Un éleveur en détresse face à la dermatose nodulaire contagieuse

Des éleveurs appelent à l'aide pour surmonter la crise sanitaire.
Un éleveur en détresse face à la dermatose nodulaire contagieuse
Chantal Mauchet la préfète s’est rendue au Caylar. Midi Libre - JEAN-MICHEL MART

Cet lundi, Chantal Mauchet, préfète de l'Hérault, s'est rendue à l'exploitation de Jérôme Clarissac, au Caylar. Ce dernier a partagé avec elle la détresse des éleveurs face à la dermatose nodulaire contagieuse (DNC) qui sévit actuellement.

La crise touche profondément l'élevage français. Lors de sa visite, la préfète a pu constater l'impact de cette maladie sur l'exploitation de Jérôme, qui élève un cheptel de 100 vaches Aubrac. En urgence, il a dû vendre ses 18 veaux à perte, entraînant un manque à gagner estimé à près de 8 000 €. Bien que le gouvernement ait proposé une aide de 4 500 € par exploitation, cela paraît largement insuffisant pour compenser les pertes réelles des éleveurs.

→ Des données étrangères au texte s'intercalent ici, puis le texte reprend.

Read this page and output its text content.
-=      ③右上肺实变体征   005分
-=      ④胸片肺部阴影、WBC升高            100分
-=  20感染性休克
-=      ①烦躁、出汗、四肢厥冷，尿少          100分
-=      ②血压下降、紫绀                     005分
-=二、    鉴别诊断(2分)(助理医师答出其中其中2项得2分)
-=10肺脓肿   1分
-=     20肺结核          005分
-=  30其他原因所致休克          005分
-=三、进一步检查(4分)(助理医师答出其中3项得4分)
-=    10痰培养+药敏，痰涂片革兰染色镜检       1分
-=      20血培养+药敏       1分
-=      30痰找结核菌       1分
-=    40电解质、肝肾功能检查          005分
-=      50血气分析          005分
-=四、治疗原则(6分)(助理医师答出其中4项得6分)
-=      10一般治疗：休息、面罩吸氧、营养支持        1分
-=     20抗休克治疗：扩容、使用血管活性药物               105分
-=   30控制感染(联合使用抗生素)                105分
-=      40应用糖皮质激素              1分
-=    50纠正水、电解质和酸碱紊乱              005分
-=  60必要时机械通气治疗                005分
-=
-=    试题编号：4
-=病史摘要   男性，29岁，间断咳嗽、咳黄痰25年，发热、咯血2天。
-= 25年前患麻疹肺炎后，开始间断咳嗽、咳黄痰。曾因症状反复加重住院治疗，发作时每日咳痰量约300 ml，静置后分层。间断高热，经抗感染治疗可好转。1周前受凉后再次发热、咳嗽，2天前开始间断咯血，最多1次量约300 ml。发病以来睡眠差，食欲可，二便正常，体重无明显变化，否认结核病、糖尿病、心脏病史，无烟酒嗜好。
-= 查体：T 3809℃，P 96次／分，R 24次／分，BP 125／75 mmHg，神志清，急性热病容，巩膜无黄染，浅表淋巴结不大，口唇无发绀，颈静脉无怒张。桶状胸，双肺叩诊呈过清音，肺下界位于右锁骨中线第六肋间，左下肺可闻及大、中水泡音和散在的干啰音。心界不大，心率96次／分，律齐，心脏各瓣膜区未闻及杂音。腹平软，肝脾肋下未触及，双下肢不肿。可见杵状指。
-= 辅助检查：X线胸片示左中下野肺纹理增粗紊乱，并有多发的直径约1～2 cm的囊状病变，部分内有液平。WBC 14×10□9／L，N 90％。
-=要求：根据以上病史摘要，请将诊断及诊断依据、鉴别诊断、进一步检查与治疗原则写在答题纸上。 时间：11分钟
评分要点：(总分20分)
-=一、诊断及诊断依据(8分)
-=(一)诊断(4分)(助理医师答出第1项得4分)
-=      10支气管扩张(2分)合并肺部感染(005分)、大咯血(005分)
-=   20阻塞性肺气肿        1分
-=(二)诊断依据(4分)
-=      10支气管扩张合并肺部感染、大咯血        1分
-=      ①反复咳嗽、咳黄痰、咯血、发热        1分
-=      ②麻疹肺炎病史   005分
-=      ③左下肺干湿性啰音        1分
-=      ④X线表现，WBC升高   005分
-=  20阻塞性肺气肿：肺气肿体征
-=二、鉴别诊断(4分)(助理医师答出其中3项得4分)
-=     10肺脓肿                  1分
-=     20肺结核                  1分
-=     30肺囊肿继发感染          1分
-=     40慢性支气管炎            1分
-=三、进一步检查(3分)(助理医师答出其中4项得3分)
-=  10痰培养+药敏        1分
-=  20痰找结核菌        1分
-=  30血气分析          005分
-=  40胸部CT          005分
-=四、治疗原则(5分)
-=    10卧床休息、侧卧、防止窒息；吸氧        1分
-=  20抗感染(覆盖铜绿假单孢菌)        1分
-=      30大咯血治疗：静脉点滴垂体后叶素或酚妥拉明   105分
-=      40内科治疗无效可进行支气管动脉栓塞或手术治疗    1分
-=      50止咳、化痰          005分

“Je ne pourrai pas faire ça deux ans de suite,” souligne Jérôme, en évoquant les difficultés de son métier et l'incertitude qui s'installe quant à l'avenir de son exploitation. Les contraintes réglementaires pour pouvoir vendre ses animaux parentent son inquiète. Pendant ce temps, à quelques kilomètres dans l'Aveyron, d'autres éleveurs, non affectés par les restrictions, continuent à exercer leur activité.

Cela place les éleveurs de l'Hérault dans une situation précaire. Jérôme Clarissac évoque également les lourds investissements qu'il a dû réaliser, s'étonnant que les normes françaises soient plus contraignantes que celles imposées par l'Union Européenne. Il appelle à une simplification des règles pour permettre une réelle équité entre les éleveurs.

Chantal Mauchet a précisé que la campagne de vaccination, débutée le 19 décembre, progresse bien, avec environ 72 % des animaux vaccinés jusqu'ici. Cependant, cela reste insuffisant pour apaiser les inquiétudes des éleveurs qui, malgré les vaccins, se voient toujours empêchés de vendre leurs bêtes ou de circuler librement avec elles.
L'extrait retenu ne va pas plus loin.